I always admire alternative storytelling, from video to maps to interactive graphics or just clever ways that writers use prose.  A a recent business story in the New York Times recently caught my eye and I think it’s just ripe for biz reporters nationwide to localize.

In “The buck shops here,”the NYT columnist Ben Schott came up with a really clever way to display relative housing prices by district or neighborhood.  If you click, you’ll see a series of little grey boxes labeled with the name of various New York City neighborhoods, along with a few in other cities nationwide like Dallas and Philadelphia.  What are those boxes?  In actual size, they show the amount of residential floor space $1 will buy in all of those area.

The smallest box, less than one square inch, represents what four quarters will buy in New York’s Flatiron district; by contrast, about 64 of those tiny Flatiron squares will fit inside the space $1 bill buy in Memphis. (My eyeball estimates of the relative size of the boxes).

Quite interesting and while the city-to-city comparison in enlightening, I think readers/viewers in a local market would love a more drilled-down estimate.  You could go street-by-street logging recent home sales — say, in the last six months or year — or block-by-block, by subdivision or by quadrant depending on the size of your market.   The NYT graphic is based on actual sale prices as of January 2014 and credits Zillow for the data.

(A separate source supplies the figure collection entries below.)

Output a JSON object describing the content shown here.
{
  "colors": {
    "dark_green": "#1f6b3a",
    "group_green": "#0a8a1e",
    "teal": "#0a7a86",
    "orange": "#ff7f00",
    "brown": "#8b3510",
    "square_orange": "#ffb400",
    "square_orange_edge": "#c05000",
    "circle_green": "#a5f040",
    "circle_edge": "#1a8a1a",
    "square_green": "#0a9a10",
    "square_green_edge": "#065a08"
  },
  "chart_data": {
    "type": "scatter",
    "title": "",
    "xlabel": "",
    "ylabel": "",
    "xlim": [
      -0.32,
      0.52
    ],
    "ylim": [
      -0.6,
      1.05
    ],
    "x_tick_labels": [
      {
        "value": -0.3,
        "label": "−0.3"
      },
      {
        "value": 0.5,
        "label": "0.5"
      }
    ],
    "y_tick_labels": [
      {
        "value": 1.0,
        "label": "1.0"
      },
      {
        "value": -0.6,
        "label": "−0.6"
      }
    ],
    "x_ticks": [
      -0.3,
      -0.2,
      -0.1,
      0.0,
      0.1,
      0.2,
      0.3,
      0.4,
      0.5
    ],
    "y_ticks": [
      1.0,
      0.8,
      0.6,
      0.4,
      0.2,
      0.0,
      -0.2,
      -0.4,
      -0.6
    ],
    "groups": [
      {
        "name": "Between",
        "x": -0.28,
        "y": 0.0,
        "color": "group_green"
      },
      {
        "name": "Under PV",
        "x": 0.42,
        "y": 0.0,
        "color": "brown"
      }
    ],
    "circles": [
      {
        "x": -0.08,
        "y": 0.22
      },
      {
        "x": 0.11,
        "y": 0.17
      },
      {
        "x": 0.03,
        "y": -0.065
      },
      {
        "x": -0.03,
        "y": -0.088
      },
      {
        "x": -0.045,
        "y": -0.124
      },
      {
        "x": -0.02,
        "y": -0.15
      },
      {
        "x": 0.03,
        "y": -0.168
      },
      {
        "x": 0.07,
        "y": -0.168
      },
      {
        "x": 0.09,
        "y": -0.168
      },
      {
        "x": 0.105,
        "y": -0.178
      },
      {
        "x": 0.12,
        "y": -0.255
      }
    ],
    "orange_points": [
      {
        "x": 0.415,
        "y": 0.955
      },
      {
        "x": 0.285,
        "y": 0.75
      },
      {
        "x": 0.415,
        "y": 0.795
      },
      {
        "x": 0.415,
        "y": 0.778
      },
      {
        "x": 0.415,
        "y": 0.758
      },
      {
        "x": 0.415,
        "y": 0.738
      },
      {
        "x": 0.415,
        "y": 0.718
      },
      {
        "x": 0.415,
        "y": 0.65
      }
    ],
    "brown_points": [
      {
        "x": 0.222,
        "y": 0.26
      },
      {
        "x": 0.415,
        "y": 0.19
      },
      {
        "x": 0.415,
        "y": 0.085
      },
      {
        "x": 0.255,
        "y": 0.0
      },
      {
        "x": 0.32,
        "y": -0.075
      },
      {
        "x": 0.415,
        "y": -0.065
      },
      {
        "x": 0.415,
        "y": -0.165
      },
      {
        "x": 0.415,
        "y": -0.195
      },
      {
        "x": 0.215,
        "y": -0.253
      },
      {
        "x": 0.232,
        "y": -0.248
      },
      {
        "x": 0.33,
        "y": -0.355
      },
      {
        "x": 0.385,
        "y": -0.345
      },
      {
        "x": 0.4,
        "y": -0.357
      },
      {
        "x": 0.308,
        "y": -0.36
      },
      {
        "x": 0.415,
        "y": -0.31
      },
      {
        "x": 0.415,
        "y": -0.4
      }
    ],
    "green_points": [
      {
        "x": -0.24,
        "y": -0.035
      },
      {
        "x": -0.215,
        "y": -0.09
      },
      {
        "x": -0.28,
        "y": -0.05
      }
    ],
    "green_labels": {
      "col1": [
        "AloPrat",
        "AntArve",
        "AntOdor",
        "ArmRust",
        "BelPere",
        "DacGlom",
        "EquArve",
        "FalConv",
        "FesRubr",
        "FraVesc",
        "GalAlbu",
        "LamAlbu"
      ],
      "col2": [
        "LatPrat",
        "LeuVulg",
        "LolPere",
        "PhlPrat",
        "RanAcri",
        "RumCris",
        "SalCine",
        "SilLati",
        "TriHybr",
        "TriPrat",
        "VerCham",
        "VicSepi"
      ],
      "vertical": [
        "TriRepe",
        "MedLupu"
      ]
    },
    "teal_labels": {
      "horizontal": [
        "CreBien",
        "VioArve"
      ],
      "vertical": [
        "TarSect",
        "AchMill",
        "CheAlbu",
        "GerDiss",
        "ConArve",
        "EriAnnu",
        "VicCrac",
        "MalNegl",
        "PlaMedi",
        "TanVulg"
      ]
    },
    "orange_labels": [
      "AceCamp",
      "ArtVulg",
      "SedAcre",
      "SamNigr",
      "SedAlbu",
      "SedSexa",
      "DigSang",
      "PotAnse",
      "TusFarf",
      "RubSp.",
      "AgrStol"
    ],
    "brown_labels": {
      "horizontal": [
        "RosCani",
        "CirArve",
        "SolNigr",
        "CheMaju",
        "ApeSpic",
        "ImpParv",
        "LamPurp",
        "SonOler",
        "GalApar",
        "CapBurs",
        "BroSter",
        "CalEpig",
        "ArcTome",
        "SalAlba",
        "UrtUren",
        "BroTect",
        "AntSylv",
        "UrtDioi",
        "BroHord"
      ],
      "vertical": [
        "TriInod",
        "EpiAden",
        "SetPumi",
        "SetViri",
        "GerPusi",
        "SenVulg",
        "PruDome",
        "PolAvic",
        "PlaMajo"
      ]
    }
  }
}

And indeed, Zillow does offer a great search engine of recently-sold homes; I did a ZIP code search and then quickly zoomed in on my neighborhood; price and square footage of houses and condos involved in recently transactions popped up quite handily.  I would caution though — a recent sale right on my street reflected the accurate price — I was nosy and asked — but the listing represented on Zillow’s site referred to an older, smaller house that was on the premises before it was razed and replaced by a much larger dwelling.  So if I used the published square footage as the basis of calculations, it would be off.   You probably ought to double-check any recent transaction info with the real estate agent involved in the deal, or perhaps the title company.

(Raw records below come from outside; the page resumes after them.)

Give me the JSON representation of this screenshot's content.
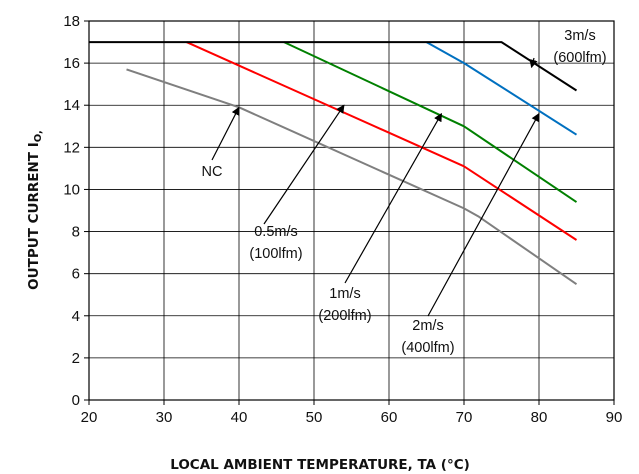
{
  "chart_data": {
    "type": "line",
    "xlabel": "LOCAL AMBIENT TEMPERATURE, TA (°C)",
    "ylabel_main": "OUTPUT CURRENT I",
    "ylabel_sub": "O,",
    "xlim": [
      20,
      90
    ],
    "ylim": [
      0,
      18
    ],
    "xticks": [
      20,
      30,
      40,
      50,
      60,
      70,
      80,
      90
    ],
    "yticks": [
      0,
      2,
      4,
      6,
      8,
      10,
      12,
      14,
      16,
      18
    ],
    "grid": true,
    "series": [
      {
        "name": "NC",
        "color": "#7f7f7f",
        "x": [
          25,
          40,
          70,
          72,
          85
        ],
        "y": [
          15.7,
          13.9,
          9.1,
          8.7,
          5.5
        ]
      },
      {
        "name": "0.5m/s (100lfm)",
        "color": "#ff0000",
        "x": [
          33,
          70,
          85
        ],
        "y": [
          17,
          11.1,
          7.6
        ]
      },
      {
        "name": "1m/s (200lfm)",
        "color": "#008000",
        "x": [
          46,
          70,
          85
        ],
        "y": [
          17,
          13,
          9.4
        ]
      },
      {
        "name": "2m/s (400lfm)",
        "color": "#0070c0",
        "x": [
          65,
          70,
          85
        ],
        "y": [
          17,
          16,
          12.6
        ]
      },
      {
        "name": "3m/s (600lfm)",
        "color": "#000000",
        "x": [
          20,
          75,
          85
        ],
        "y": [
          17,
          17,
          14.7
        ]
      }
    ],
    "annotations": [
      {
        "lines": [
          "NC"
        ],
        "arrow_to": [
          40,
          13.9
        ]
      },
      {
        "lines": [
          "0.5m/s",
          "(100lfm)"
        ],
        "arrow_to": [
          54,
          14.0
        ]
      },
      {
        "lines": [
          "1m/s",
          "(200lfm)"
        ],
        "arrow_to": [
          67,
          13.6
        ]
      },
      {
        "lines": [
          "2m/s",
          "(400lfm)"
        ],
        "arrow_to": [
          80,
          13.6
        ]
      },
      {
        "lines": [
          "3m/s",
          "(600lfm)"
        ],
        "arrow_to": [
          79,
          15.8
        ]
      }
    ]
  }
}
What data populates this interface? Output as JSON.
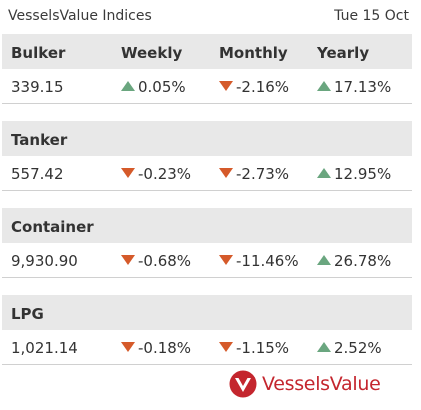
{
  "header": {
    "title": "VesselsValue Indices",
    "date": "Tue 15 Oct"
  },
  "columns": {
    "weekly": "Weekly",
    "monthly": "Monthly",
    "yearly": "Yearly"
  },
  "sections": [
    {
      "name": "Bulker",
      "value": "339.15",
      "weekly": "0.05%",
      "weekly_dir": "up",
      "monthly": "-2.16%",
      "monthly_dir": "down",
      "yearly": "17.13%",
      "yearly_dir": "up"
    },
    {
      "name": "Tanker",
      "value": "557.42",
      "weekly": "-0.23%",
      "weekly_dir": "down",
      "monthly": "-2.73%",
      "monthly_dir": "down",
      "yearly": "12.95%",
      "yearly_dir": "up"
    },
    {
      "name": "Container",
      "value": "9,930.90",
      "weekly": "-0.68%",
      "weekly_dir": "down",
      "monthly": "-11.46%",
      "monthly_dir": "down",
      "yearly": "26.78%",
      "yearly_dir": "up"
    },
    {
      "name": "LPG",
      "value": "1,021.14",
      "weekly": "-0.18%",
      "weekly_dir": "down",
      "monthly": "-1.15%",
      "monthly_dir": "down",
      "yearly": "2.52%",
      "yearly_dir": "up"
    }
  ],
  "logo": {
    "text": "VesselsValue"
  },
  "colors": {
    "up": "#6aa67f",
    "down": "#d55a2a",
    "brand": "#c4262e",
    "header_bg": "#e8e8e8"
  }
}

Another good search engine is on Realtor.com, the site of the National Association of Realtors.  It reflected sales that closed as recently as two weeks ago and of the ones I recognized, the photos seemed more recent and the specificiations up to date.

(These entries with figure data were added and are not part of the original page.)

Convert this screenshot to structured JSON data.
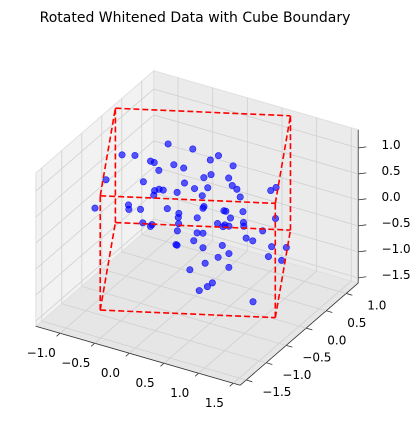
{
  "chart_data": {
    "type": "scatter3d",
    "title": "Rotated Whitened Data with Cube Boundary",
    "xlim": [
      -1.35,
      1.6
    ],
    "ylim": [
      -1.65,
      1.3
    ],
    "zlim": [
      -1.6,
      1.35
    ],
    "xticks": [
      {
        "value": -1.0,
        "label": "−1.0"
      },
      {
        "value": -0.5,
        "label": "−0.5"
      },
      {
        "value": 0.0,
        "label": "0.0"
      },
      {
        "value": 0.5,
        "label": "0.5"
      },
      {
        "value": 1.0,
        "label": "1.0"
      },
      {
        "value": 1.5,
        "label": "1.5"
      }
    ],
    "yticks": [
      {
        "value": -1.5,
        "label": "−1.5"
      },
      {
        "value": -1.0,
        "label": "−1.0"
      },
      {
        "value": -0.5,
        "label": "−0.5"
      },
      {
        "value": 0.0,
        "label": "0.0"
      },
      {
        "value": 0.5,
        "label": "0.5"
      },
      {
        "value": 1.0,
        "label": "1.0"
      }
    ],
    "zticks": [
      {
        "value": -1.5,
        "label": "−1.5"
      },
      {
        "value": -1.0,
        "label": "−1.0"
      },
      {
        "value": -0.5,
        "label": "−0.5"
      },
      {
        "value": 0.0,
        "label": "0.0"
      },
      {
        "value": 0.5,
        "label": "0.5"
      },
      {
        "value": 1.0,
        "label": "1.0"
      }
    ],
    "grid": true,
    "series": [
      {
        "color": "#0000ff",
        "x": [
          0.12,
          -0.85,
          0.64,
          -0.33,
          1.02,
          -0.71,
          0.25,
          0.88,
          -1.05,
          0.41,
          -0.18,
          0.73,
          -0.52,
          0.95,
          -0.9,
          0.08,
          0.56,
          -0.27,
          1.15,
          -0.64,
          0.31,
          -0.98,
          0.79,
          -0.12,
          0.47,
          -0.75,
          0.02,
          0.91,
          -0.44,
          0.67,
          -1.12,
          0.19,
          0.83,
          -0.36,
          0.58,
          -0.81,
          0.37,
          -0.05,
          1.08,
          -0.59,
          0.28,
          -0.93,
          0.72,
          -0.21,
          0.5,
          -0.68,
          0.14,
          0.99,
          -0.39,
          0.62,
          -1.0,
          0.23,
          0.86,
          -0.3,
          0.44,
          -0.77,
          0.06,
          0.94,
          -0.49,
          0.7,
          -0.87,
          0.33,
          -0.15,
          1.1,
          -0.56,
          0.21,
          -0.96,
          0.77,
          -0.08,
          0.53,
          -0.7,
          0.1,
          0.89,
          -0.42,
          0.6,
          -1.08,
          0.36,
          0.81,
          -0.24,
          0.48
        ],
        "y": [
          -0.62,
          0.35,
          0.91,
          -1.1,
          0.14,
          -0.28,
          0.77,
          -0.85,
          0.52,
          -0.4,
          1.05,
          -0.71,
          0.2,
          0.63,
          -0.95,
          0.44,
          -0.13,
          0.86,
          -0.55,
          0.08,
          -1.02,
          0.68,
          -0.33,
          0.97,
          -0.77,
          0.26,
          -0.49,
          0.58,
          -0.9,
          0.11,
          0.82,
          -0.6,
          0.39,
          -0.18,
          1.0,
          -0.83,
          0.55,
          -0.05,
          -0.66,
          0.73,
          -0.24,
          0.93,
          -1.15,
          0.3,
          -0.44,
          0.64,
          -0.7,
          0.17,
          0.89,
          -0.36,
          -0.1,
          0.48,
          -0.92,
          0.71,
          -0.57,
          0.02,
          0.84,
          -0.79,
          0.4,
          -0.29,
          0.6,
          -0.99,
          0.22,
          -0.47,
          0.95,
          -0.15,
          0.75,
          -0.64,
          0.33,
          -0.87,
          0.13,
          0.66,
          -0.42,
          0.9,
          -0.2,
          0.5,
          -1.05,
          0.28,
          0.79,
          -0.53
        ],
        "z": [
          0.45,
          -0.82,
          0.13,
          0.76,
          -0.35,
          1.02,
          -0.6,
          0.28,
          -0.15,
          0.91,
          -1.0,
          0.55,
          -0.25,
          -0.72,
          0.38,
          0.84,
          -0.48,
          0.06,
          -0.9,
          0.67,
          0.19,
          -0.4,
          0.98,
          -0.66,
          0.31,
          -0.12,
          0.73,
          -0.95,
          0.5,
          -0.3,
          0.02,
          1.05,
          -0.78,
          0.42,
          -0.55,
          0.88,
          -0.2,
          -1.08,
          0.6,
          0.15,
          -0.7,
          0.35,
          -0.45,
          0.95,
          -0.86,
          0.24,
          -0.1,
          0.7,
          -0.62,
          0.52,
          0.8,
          -0.33,
          0.09,
          -0.98,
          0.64,
          -0.5,
          0.37,
          -0.16,
          -0.8,
          0.99,
          -0.28,
          0.58,
          -0.74,
          0.2,
          -0.38,
          0.86,
          -0.05,
          0.46,
          -0.92,
          0.69,
          -0.58,
          0.27,
          0.93,
          -0.43,
          0.11,
          -0.68,
          0.75,
          -0.22,
          0.4,
          -0.88
        ]
      }
    ],
    "cube": {
      "color": "#ff0000",
      "x": [
        -0.53,
        1.46,
        -1.46,
        0.53,
        -0.53,
        1.46,
        -1.46,
        0.53
      ],
      "y": [
        -1.46,
        -0.53,
        0.53,
        1.46,
        -1.46,
        -0.53,
        0.53,
        1.46
      ],
      "z": [
        -1.1,
        -1.1,
        -1.1,
        -1.1,
        1.1,
        1.1,
        1.1,
        1.1
      ]
    }
  }
}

With both new and existing home sales on the economic release calendar for the week of April 21, the topic will be at front of mind for a lot of consumers, and showing them this novel way to compare what a buck buys in area real estate will make for a useful and educational feature.   You can either drill down to the NYT’s “square inches per dollar” level or just illustrate the average price per square foot of living space for the examples you select.